Narastająco za 11 miesięcy Plast-Box wypracował 94,2 mln zł, czyli o 19,9 proc. więcej niż rok temu. Wzrost EBITA od początku roku przy uzyskanej wartości 9,4 mln zł wyniósł 46 proc. , a wzrost zysku netto, który osiągnął blisko 3,2 mln zł, to 37,6 proc.

We wrześniu skorygowano prognozę dla całej grupy Plast-Box (oprócz spółki matki składają się na nią Plast-Box Ukraina, Plast-Box Apartments, Plast-Box Development). Zakłada ona o 121 mln zł rocznych przychodów, 13,8 mln zł EBITDA i 4 mln zł zysku netto. Krzysztof Pióro, prezes Plast-Boksu, twierdzi, że czuje się bezpiecznie myśląc o tej prognozie. Jego zdaniem wyniki spółki córki Plast-Box Ukraina polepszają rezultaty obserwowane w comiesięcznych raportach spółki matki.

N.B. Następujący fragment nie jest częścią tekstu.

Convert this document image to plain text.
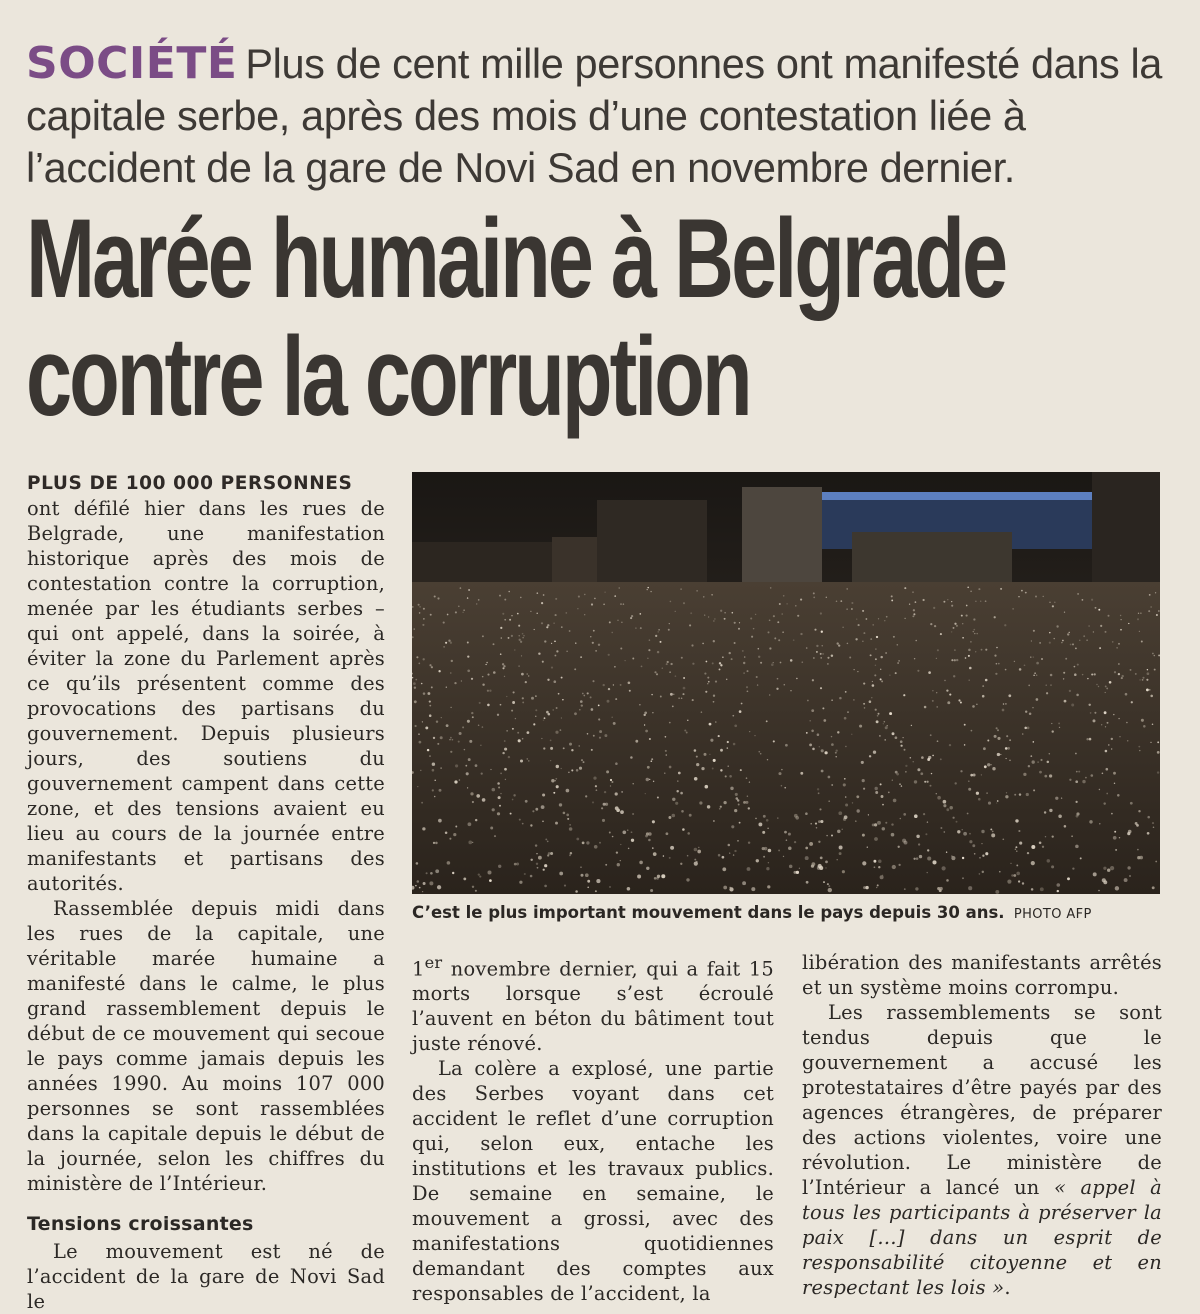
SOCIÉTÉ Plus de cent mille personnes ont manifesté dans la capitale serbe, après des mois d’une contestation liée à l’accident de la gare de Novi Sad en novembre dernier.
Marée humaine à Belgrade
contre la corruption

PLUS DE 100 000 PERSONNES
ont défilé hier dans les rues de Belgrade, une manifestation historique après des mois de contestation contre la corruption, menée par les étudiants serbes – qui ont appelé, dans la soirée, à éviter la zone du Parlement après ce qu’ils présentent comme des provocations des partisans du gouvernement. Depuis plusieurs jours, des soutiens du gouvernement campent dans cette zone, et des tensions avaient eu lieu au cours de la journée entre manifestants et partisans des autorités.

Rassemblée depuis midi dans les rues de la capitale, une véritable marée humaine a manifesté dans le calme, le plus grand rassemblement depuis le début de ce mouvement qui secoue le pays comme jamais depuis les années 1990. Au moins 107 000 personnes se sont rassemblées dans la capitale depuis le début de la journée, selon les chiffres du ministère de l’Intérieur.

Tensions croissantes

Le mouvement est né de l’accident de la gare de Novi Sad le

C’est le plus important mouvement dans le pays depuis 30 ans. PHOTO AFP

1er novembre dernier, qui a fait 15 morts lorsque s’est écroulé l’auvent en béton du bâtiment tout juste rénové.

La colère a explosé, une partie des Serbes voyant dans cet accident le reflet d’une corruption qui, selon eux, entache les institutions et les travaux publics. De semaine en semaine, le mouvement a grossi, avec des manifestations quotidiennes demandant des comptes aux responsables de l’accident, la

libération des manifestants arrêtés et un système moins corrompu.

Les rassemblements se sont tendus depuis que le gouvernement a accusé les protestataires d’être payés par des agences étrangères, de préparer des actions violentes, voire une révolution. Le ministère de l’Intérieur a lancé un « appel à tous les participants à préserver la paix […] dans un esprit de responsabilité citoyenne et en respectant les lois ».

- Dynamika przychodów uzyskiwana przez podmiot na Ukrainie jest większa niż w Polsce, a poziomy rentowności wciąż ulegają poprawie, zwłaszcza w zakresie EBITDA. Zachowuję jednak ostrożność co do oświadczeń dotyczących wysokości zysku netto tej spółki. Niekorzystne trendy w kursach walut, jeśli zaistnieją, w tym spadek wartości hrywny, mogą przynieść wzrost kosztów finansowych, bo w tej pozycji w rachunku wyników lokowane są ujemne wyceny kursowe. Dlatego naszą prognozę zysku netto na 2012 rok dla grupy można określić jako wyważoną. Dzisiaj dużo wskazuje na to, że będzie ona przekroczona – mówi Krzysztof Pióro.